BTW, this article will be updated as we get more vSphere updates. As we get those updates I hope we get some goodness for Content Libraries.
What is a Content Library?
A Content Library is a place to store templates, vApps, OVA / OVF, as well as other files. A Content Library (CL) can be local to one vC or subscribed across multiple vCenters. Even in a single vC environment it will provide value as a single place to store files, but in a multi – vCenter environment you will really be able to take advantage of a CL – think about it. One place to find a template, or a VA that you use often. This promotes consistency as well as better space management.
What does it look like?
In some ways it looks quite like you would expect. Meaning it is out of sight, until you need it – for the most part and then you only see a little for what you need. At least that is mostly true.
Working with a template that is stored in a Library?
You can create a VM from a template that is stored in the CL in a number of ways. You could go right into the CL and right click on the item and use it. But a more common or familiar way is to use the Action menu and select New Virtual Machine \ New VM from Library.

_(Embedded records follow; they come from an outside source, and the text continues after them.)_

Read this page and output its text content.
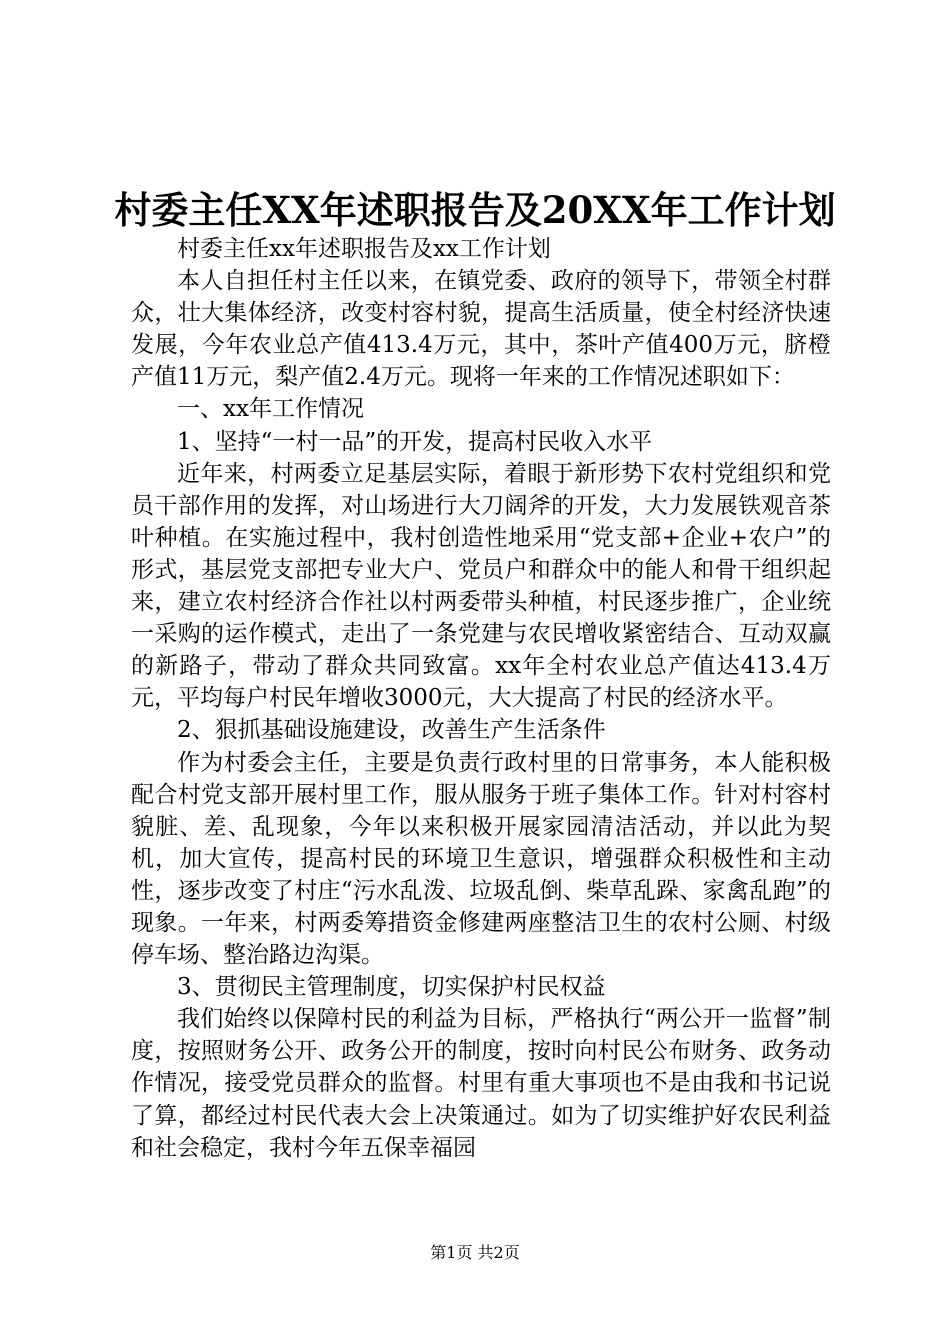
村委主任XX年述职报告及20XX年工作计划

村委主任xx年述职报告及xx工作计划

本人自担任村主任以来，在镇党委、政府的领导下，带领全村群众，壮大集体经济，改变村容村貌，提高生活质量，使全村经济快速发展，今年农业总产值413.4万元，其中，茶叶产值400万元，脐橙产值11万元，梨产值2.4万元。现将一年来的工作情况述职如下：

一、xx年工作情况

1、坚持“一村一品”的开发，提高村民收入水平

近年来，村两委立足基层实际，着眼于新形势下农村党组织和党员干部作用的发挥，对山场进行大刀阔斧的开发，大力发展铁观音茶叶种植。在实施过程中，我村创造性地采用“党支部+企业+农户”的形式，基层党支部把专业大户、党员户和群众中的能人和骨干组织起来，建立农村经济合作社以村两委带头种植，村民逐步推广，企业统一采购的运作模式，走出了一条党建与农民增收紧密结合、互动双赢的新路子，带动了群众共同致富。xx年全村农业总产值达413.4万元，平均每户村民年增收3000元，大大提高了村民的经济水平。

2、狠抓基础设施建设，改善生产生活条件

作为村委会主任，主要是负责行政村里的日常事务，本人能积极配合村党支部开展村里工作，服从服务于班子集体工作。针对村容村貌脏、差、乱现象，今年以来积极开展家园清洁活动，并以此为契机，加大宣传，提高村民的环境卫生意识，增强群众积极性和主动性，逐步改变了村庄“污水乱泼、垃圾乱倒、柴草乱跺、家禽乱跑”的现象。一年来，村两委筹措资金修建两座整洁卫生的农村公厕、村级停车场、整治路边沟渠。

3、贯彻民主管理制度，切实保护村民权益

我们始终以保障村民的利益为目标，严格执行“两公开一监督”制度，按照财务公开、政务公开的制度，按时向村民公布财务、政务动作情况，接受党员群众的监督。村里有重大事项也不是由我和书记说了算，都经过村民代表大会上决策通过。如为了切实维护好农民利益和社会稳定，我村今年五保幸福园

第1页 共2页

And while you might think the process from this point would be what you are used to that is NOT true. Behind the scenes of the Content Library it stores templates in OVF format. So creating a new VM from the template in the library is deploying a OVF. So, there is no good option for using a Customization Specification. Not good. Yes, you can – after deploy is complete – right click on the VM, select Guest OS and select Customize Guest OS. This is not the same Custom Specification wizard you are familiar with. It does allow you to select a custom specification but not modify. So this makes this feature – using a template in the CL not very useful. You can use it to deploy OVA you get form VMware but not much else! Unfortunately if you keep reading you will discover that using ISO out of the CL is not that useful either.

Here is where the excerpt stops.